I am currently working on (1) uncovering interesting structures and patterns in high-dimensional biology data, (2) devising clustering/visualization algorithms to exploit them, and (3) theoretically formulating the model and performance guarantee. Below are the main results:
CoreSPECT: Enhancing Clustering Algorithms via an Interplay of Density and Geometry
Chandra Sekhar Mukherjee*, Joonyoung Bae*, and Jiapeng Zhang (* Equal Contribution)
CoreSPECT (Core Space Projection-based Enhancement of Clustering Techniques) introduces a unified framework integrating density estimation, stable core extraction, and label propagation to robustly identify multi-scale structures in complex data.

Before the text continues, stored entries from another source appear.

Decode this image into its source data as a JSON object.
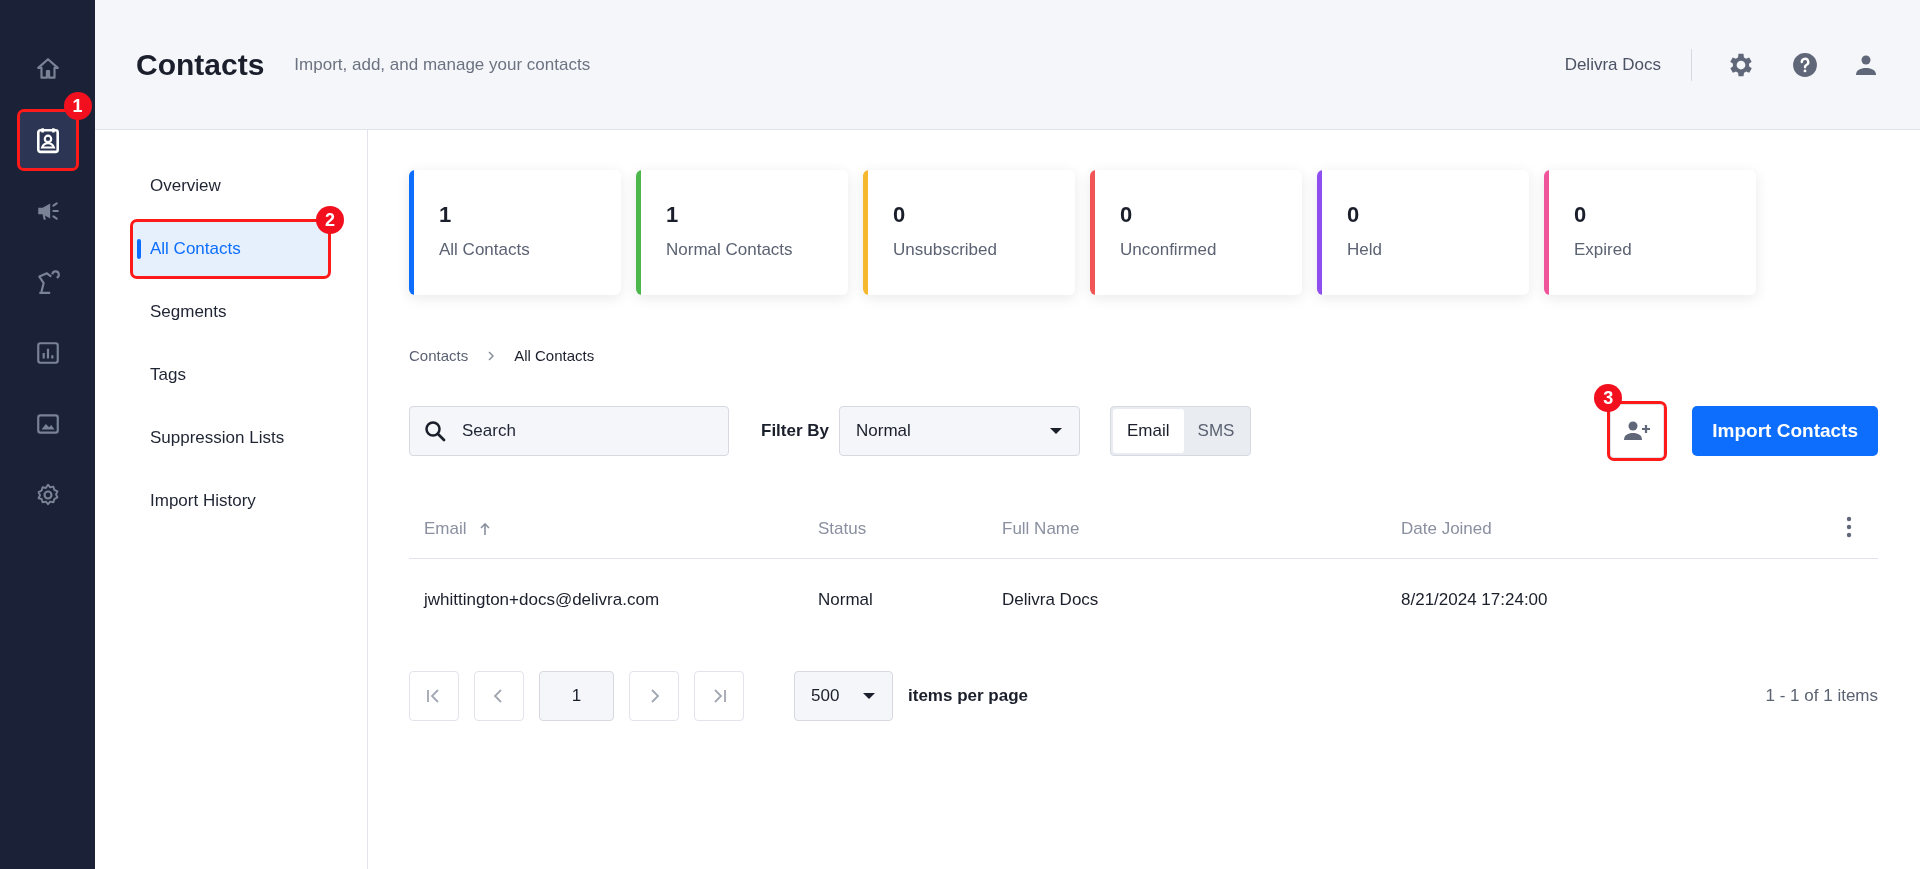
{
  "rail": {
    "items": [
      {
        "kind": "home",
        "selected": false
      },
      {
        "kind": "contacts",
        "selected": true,
        "callout": "1"
      },
      {
        "kind": "megaphone",
        "selected": false
      },
      {
        "kind": "robot",
        "selected": false
      },
      {
        "kind": "chart",
        "selected": false
      },
      {
        "kind": "image",
        "selected": false
      },
      {
        "kind": "gear",
        "selected": false
      }
    ]
  },
  "header": {
    "title": "Contacts",
    "subtitle": "Import, add, and manage your contacts",
    "account": "Delivra Docs"
  },
  "subnav": {
    "items": [
      {
        "label": "Overview",
        "selected": false
      },
      {
        "label": "All Contacts",
        "selected": true,
        "callout": "2"
      },
      {
        "label": "Segments",
        "selected": false
      },
      {
        "label": "Tags",
        "selected": false
      },
      {
        "label": "Suppression Lists",
        "selected": false
      },
      {
        "label": "Import History",
        "selected": false
      }
    ]
  },
  "stats": [
    {
      "value": "1",
      "label": "All Contacts",
      "color": "#0d6efd"
    },
    {
      "value": "1",
      "label": "Normal Contacts",
      "color": "#4cb84c"
    },
    {
      "value": "0",
      "label": "Unsubscribed",
      "color": "#f5b82e"
    },
    {
      "value": "0",
      "label": "Unconfirmed",
      "color": "#f25555"
    },
    {
      "value": "0",
      "label": "Held",
      "color": "#8f4ff0"
    },
    {
      "value": "0",
      "label": "Expired",
      "color": "#f0559c"
    }
  ],
  "breadcrumb": [
    "Contacts",
    "All Contacts"
  ],
  "toolbar": {
    "search": {
      "placeholder": "Search"
    },
    "filter_label": "Filter By",
    "filter_value": "Normal",
    "channels": [
      {
        "label": "Email",
        "selected": true
      },
      {
        "label": "SMS",
        "selected": false
      }
    ],
    "add_contact": {
      "callout": "3"
    },
    "import_button": "Import Contacts"
  },
  "table": {
    "columns": [
      {
        "label": "Email",
        "sorted": true
      },
      {
        "label": "Status",
        "sorted": false
      },
      {
        "label": "Full Name",
        "sorted": false
      },
      {
        "label": "Date Joined",
        "sorted": false
      }
    ],
    "rows": [
      [
        "jwhittington+docs@delivra.com",
        "Normal",
        "Delivra Docs",
        "8/21/2024 17:24:00"
      ]
    ]
  },
  "pagination": {
    "page": "1",
    "page_size": "500",
    "page_size_label": "items per page",
    "summary": "1 - 1 of 1 items"
  }
}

By leveraging relative centrality, it achieves interpretable and geometry-aware clustering performance across both biological and image datasets, with initial theoretical guarantees.
CoreMAP: Visualization Algorithm for Non-Linear Manifold Data with Core-Periphery Structure
Chandra Sekhar Mukherjee, Joonyoung Bae, and Jiapeng Zhang
CoreMAP (Core-based Manifold Approximation and Projection) is a new visualization tool that enables hierarchical display of most-to-least separable points by incorporating a novel anchoring idea and clustering results on the core nodes into the attraction–repulsion dynamics of UMAP.

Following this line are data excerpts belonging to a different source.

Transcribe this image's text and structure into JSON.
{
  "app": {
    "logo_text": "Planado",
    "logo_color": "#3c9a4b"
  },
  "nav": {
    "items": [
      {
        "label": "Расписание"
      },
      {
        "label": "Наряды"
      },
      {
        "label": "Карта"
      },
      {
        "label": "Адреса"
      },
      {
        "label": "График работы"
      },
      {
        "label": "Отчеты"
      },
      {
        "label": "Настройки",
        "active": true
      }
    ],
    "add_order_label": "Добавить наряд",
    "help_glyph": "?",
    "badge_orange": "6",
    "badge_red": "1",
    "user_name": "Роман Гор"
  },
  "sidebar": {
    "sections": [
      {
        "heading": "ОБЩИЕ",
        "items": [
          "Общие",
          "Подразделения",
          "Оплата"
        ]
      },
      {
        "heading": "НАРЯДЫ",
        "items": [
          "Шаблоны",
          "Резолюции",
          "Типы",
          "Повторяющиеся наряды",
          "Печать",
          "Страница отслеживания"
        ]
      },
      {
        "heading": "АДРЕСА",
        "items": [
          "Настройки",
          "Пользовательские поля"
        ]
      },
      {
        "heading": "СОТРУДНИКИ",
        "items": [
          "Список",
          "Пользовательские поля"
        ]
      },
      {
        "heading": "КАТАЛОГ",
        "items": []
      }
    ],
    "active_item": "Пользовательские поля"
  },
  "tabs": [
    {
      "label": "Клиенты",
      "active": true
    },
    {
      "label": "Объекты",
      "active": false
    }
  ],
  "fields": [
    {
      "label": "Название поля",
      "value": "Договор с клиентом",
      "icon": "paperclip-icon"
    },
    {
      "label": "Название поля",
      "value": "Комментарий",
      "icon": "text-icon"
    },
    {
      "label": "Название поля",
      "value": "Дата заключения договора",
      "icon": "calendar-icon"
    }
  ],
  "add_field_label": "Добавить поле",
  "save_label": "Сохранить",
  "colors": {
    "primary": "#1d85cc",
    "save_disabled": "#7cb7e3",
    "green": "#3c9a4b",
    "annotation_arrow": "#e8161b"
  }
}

It is currently under development, but the prototype can be found in the cplearn Python package.
Justified Representation based Graph Centrality and Clustering
Joonyoung Bae, Anish Jayant, and Chandra Sekhar Mukherjee (in alphabetical order)

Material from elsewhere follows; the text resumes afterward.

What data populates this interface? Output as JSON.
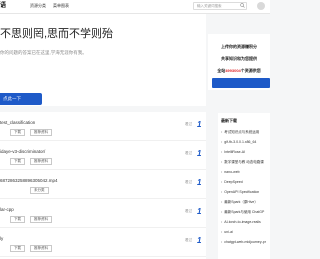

By viewing nodes on the graph as voters/candidates and the edges as approval ballots, we devised a new graph centrality measure that guarantees balancedness of various size clusters by applying committee selection algorithms that guarantees justified representation. Mainly Method of Equal Shares (MES) algorithm was used as it was the only algorithm with reasonable run-time. The performance was empirically tested and it showed promising outcome compared to other existing centrality measures such as Pagerank.
It was submitted as a final project for CSCI673:Structure and Dynamics of Networked Information by Prof. David Kempe, and also independently appeared in the paper Papasotiropoulos et. al., 2025 with theoretical guarantees and other algorithms.